With the addition of the video, her eyewitness account adds further credibility to the notion that the formal correction is most certainly not off the table, and may in fact be anticipated at some point in the future.
With this latest video of Cardinal Burke saying that the formal correction may yet come — but with no deadline attached — it would seem that most likely nothing has transpired yet. Amoris Laetitia was a year old as of March 19, 2017 (the official date of its signing) but will not have its first anniversary as a public document until April 8. This means that a year after the release of this document that has caused, in Cardinal Burke’s own words, “a very harmful confusion in the Church”, we are still waiting for an official defense of the Church’s traditional teaching on marriage, family, Catholic sexual ethics, and sacramental discipline.

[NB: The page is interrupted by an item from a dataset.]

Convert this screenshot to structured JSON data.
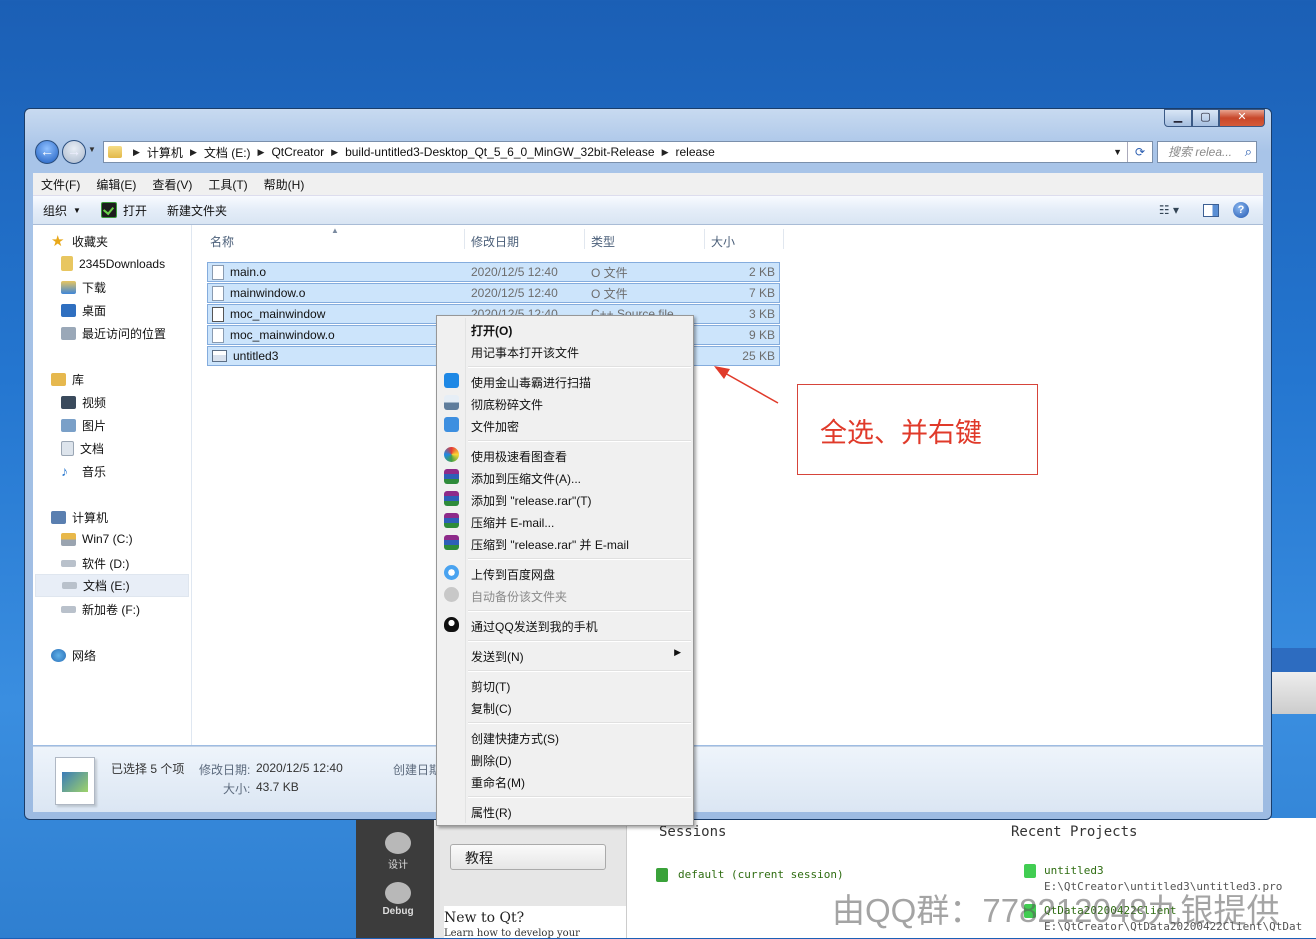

And while it is reasonable to conclude that such an action, insofar as it is almost unprecedented, would take careful study and caution in its execution, the pace, in relation to current events, is practically glacial. Further, we are forced to wonder what, if any, effect such a correction would have. Would it change anything, or would it simply be an objection, on the record, to what appears to be a blatant and unrepentant miscarriage of Church teaching on the part of the pope and a growing number of bishops and cardinals? Would, in other words, such a correction actually have any teeth?

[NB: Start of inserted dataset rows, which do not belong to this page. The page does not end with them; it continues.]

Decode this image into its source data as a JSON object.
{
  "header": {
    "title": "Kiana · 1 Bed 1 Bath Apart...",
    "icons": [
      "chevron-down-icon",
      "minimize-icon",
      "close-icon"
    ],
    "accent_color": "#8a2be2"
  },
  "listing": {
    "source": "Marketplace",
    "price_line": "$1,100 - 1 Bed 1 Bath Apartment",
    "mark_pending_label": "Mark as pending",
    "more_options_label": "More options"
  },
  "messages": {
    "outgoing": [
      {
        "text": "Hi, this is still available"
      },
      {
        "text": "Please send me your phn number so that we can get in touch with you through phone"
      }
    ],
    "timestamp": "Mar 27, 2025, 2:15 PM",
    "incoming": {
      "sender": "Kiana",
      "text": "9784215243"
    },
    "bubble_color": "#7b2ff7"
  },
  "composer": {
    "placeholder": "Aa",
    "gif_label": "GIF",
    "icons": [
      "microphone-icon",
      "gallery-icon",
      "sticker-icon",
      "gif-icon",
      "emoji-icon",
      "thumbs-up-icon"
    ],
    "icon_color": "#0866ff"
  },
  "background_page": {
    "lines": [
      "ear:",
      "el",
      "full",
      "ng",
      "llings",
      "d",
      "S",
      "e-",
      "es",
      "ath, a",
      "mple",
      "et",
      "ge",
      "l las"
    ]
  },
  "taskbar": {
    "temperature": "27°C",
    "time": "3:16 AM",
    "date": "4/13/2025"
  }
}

Further, we are left to wonder what is being done to address the many other troubling and possibly heretical statements from Pope Francis, some of which we cataloged in our article on the occasion of the fourth anniversary of his election?
While it is a Maxim of Catholic thought that the Church moves slowly, even timelessly, because she deals in eternal truths, it is nonetheless undeniable that the damage that is being done by Pope Francis and his allies exceeds by an exponential factor the efforts to reign in and correct that damage through official ecclesiastical channels.
Souls are at stake. We do not have the luxury of time, and admonitions that these things must simply be ignored as we put our faith in Christ’s promises ring painfully hollow when every day the faithful watch people they know and love being led astray, or discouraged to the brink of despair.
In Luke 18:8, Our Blessed Lord famously asked if, when He returned, he would find faith on the earth. At the present moment, one is forced to wonder if that question applies equally to the end of this pontificate.